Kaisten

Dieser Zwergwidder misst sich mit den schönsten der schönen Rammler

Die ideale Form und Farbe – Walter Mischler mit seinem Zwergwidder vom Farbschlag Rhön.

Die ideale Form und Farbe – Walter Mischler mit seinem Zwergwidder vom Farbschlag Rhön.

321 Kleintierzüchter stellen sich am Wochenende dem Urteil der Experten an der Gesamtausstellung des Aargauischen Kleinzüchterverbandes. Unter ihnen auch Walter Mischler und sein Zwergwidder.

Das weiss-grau gescheckte Kaninchen sitzt vertrauensvoll auf dem Tisch und lässt sich die Inspektion seiner Körperteile ohne Mucks gefallen. Walter Mischler streicht dem Tier über den Rücken.

«Die Zeichnung des Fells ist bei diesem Tier ideal», sagt er. «Es erinnert an den Stamm einer Birke: weisser Grund mit grauschwarzen Strichen, Spritzern und Punkten in der richtigen Mischung.» Das Kaninchen gehört zur Rasse Zwergwidder Rhön.

Kaisten: Eine letzte Kontrolle, bevor der Rammler an die Ausstellung geht

Kaisten: Eine letzte Kontrolle, bevor der Rammler an die Ausstellung geht

Mit geübten Händen legt Mischler das Tier auf den Rücken, untersucht die Krallen, schiebt vorsichtig die Lippen des Nagers zurück, um sich die Zähne anzusehen. «Zahnstellung, Gewicht, Färbung – alles so, wie es sein muss», sagt er zufrieden.

Hobby seit 45 Jahren

Seine Hoffnung ist, dass der Rammler an der Gesamtausstellung des Aargauischen Kleintierzüchterverbandes an diesem Wochenende eine hohe Punktzahl erhält. Das wäre nicht verwunderlich, den Walter Mischler ist ein alter Hase unter den Kaninchenzüchtern.

Seit 45 Jahren gehören die Tiere zu seinem Leben. «Wenn ich früher einen anstrengenden Arbeitstag hatte, dann tat es mir gut, wenn ich eine Stunde mit dem Versorgen der Kaninchen verbringen konnte», sagt er. Jetzt ist er pensioniert und sein erster Gang führt ihn morgens zu seinen Zwergwiddern.

Sein Hobby hat für ihn die Faszination noch nicht verloren. «Im Gegenteil, seit ich mehr Zeit mit den Tieren verbringe, fällt mir auf, wie unterschiedlich ihre Charaktere sind.»

Aber Charakter zählt nicht an der Schau der Schönen. Wenn der kleine Zwergwidder gegen seine Konkurrenten in Kaisten antritt, dann müssen die rassespezifischen Schönheitsmerkmale stimmen. Und die sind genau definiert. So genau, dass ein kleines Büschelchen Haare der falschen Farbe am falschen Ort über wertvolle Punkte entscheiden kann.

Steilrücken, Stummelblume, Hechtschnauze

Die Versuchung, der Natur etwas nachzuhelfen, konnte schon der eine oder andere Züchter nicht widerstehen. Das nenne man dann «unerwünschtes oder verbotenes Schaufertigmachen», sagt Walter Mischler.

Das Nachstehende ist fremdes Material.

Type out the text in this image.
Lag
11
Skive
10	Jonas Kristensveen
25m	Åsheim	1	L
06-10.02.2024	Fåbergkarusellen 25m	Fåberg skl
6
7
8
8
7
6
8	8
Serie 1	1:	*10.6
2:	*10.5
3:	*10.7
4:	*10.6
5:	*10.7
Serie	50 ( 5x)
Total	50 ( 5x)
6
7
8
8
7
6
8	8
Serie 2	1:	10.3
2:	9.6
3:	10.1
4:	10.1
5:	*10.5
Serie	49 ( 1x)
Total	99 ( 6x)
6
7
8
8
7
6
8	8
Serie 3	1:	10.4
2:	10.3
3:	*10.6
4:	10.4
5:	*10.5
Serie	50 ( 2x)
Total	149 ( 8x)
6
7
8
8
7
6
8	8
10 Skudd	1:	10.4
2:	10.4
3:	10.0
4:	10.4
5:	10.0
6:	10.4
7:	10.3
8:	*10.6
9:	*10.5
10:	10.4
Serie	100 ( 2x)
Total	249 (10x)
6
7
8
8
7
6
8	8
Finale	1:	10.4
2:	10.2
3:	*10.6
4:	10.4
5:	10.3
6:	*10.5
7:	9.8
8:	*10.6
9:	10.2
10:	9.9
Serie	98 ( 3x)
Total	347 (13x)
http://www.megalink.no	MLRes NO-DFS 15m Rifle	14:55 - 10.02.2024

Das Rupfen oder gar Färben vom Fell wird von den Experten dem Verbandsgericht gemeldet. «Ein Züchter, der sein Tier so manipuliert, wird namentlich in der ‹Tierwelt› genannt und für zwei Jahre in der ganzen Schweiz gesperrt.»

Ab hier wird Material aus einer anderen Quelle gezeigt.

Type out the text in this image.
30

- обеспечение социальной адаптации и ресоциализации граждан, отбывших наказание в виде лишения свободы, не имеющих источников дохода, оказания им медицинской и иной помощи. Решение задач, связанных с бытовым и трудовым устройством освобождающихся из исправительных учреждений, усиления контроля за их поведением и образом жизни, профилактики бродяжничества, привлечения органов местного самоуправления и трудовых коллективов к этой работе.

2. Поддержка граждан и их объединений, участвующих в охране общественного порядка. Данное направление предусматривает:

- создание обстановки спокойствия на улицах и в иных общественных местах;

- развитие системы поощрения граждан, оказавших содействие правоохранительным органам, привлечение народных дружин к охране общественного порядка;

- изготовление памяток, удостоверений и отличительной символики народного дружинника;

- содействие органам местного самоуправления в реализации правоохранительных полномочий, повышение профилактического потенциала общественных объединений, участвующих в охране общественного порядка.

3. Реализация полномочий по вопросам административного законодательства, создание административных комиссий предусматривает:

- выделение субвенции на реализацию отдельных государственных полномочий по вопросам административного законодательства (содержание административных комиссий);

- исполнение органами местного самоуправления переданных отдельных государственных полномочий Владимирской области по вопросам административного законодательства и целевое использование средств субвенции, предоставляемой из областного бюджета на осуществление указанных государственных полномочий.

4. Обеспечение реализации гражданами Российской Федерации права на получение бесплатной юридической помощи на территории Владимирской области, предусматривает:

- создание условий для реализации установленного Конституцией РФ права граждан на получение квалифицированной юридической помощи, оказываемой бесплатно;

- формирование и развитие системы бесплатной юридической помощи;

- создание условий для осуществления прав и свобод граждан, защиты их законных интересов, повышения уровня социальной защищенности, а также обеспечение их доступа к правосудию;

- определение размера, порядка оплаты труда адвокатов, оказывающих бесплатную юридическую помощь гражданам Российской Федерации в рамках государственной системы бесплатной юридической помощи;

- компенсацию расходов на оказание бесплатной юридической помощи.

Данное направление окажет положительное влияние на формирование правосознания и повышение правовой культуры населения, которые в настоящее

Erlaubt hingegen seien das Entfernen einzelner weisser oder andersfarbiger Stichelhaare, die Fellpflege und das Schneiden der Krallen, ergänzt er. Wer aber mit einem Steilrücken, einer Stummelblume, einer starken Kuhhessigkeit, einer Hechtschnauze oder O-Beinen auf die Welt gekommen ist, wird es in der Welt der schönen und erfolgreichen Kaninchen nicht weit bringen. «Jeder Züchter weiss, dass ein solches Tier keine grossen Chancen an einer Schau hat», sagt Mischler.

Am Freitag findet in Kaisten die Begutachtung der Tiere unter Ausschluss der Züchter statt. «Die Spannung ist riesig, wenn man in die Halle kommt und die Bewertungskarten mit den erreichten Punkten sieht», sagt Walter Mischler.

Am Samstag, 8. Januar, und Sonntag 9. Januar, stellen sich 321 Züchter von Kaninchen, Geflügel und Tauben an der Gesamtausstellung des Aargauischen Kleintierzüchterverbandes in der Mehrzweckhalle dem Urteil der Experten.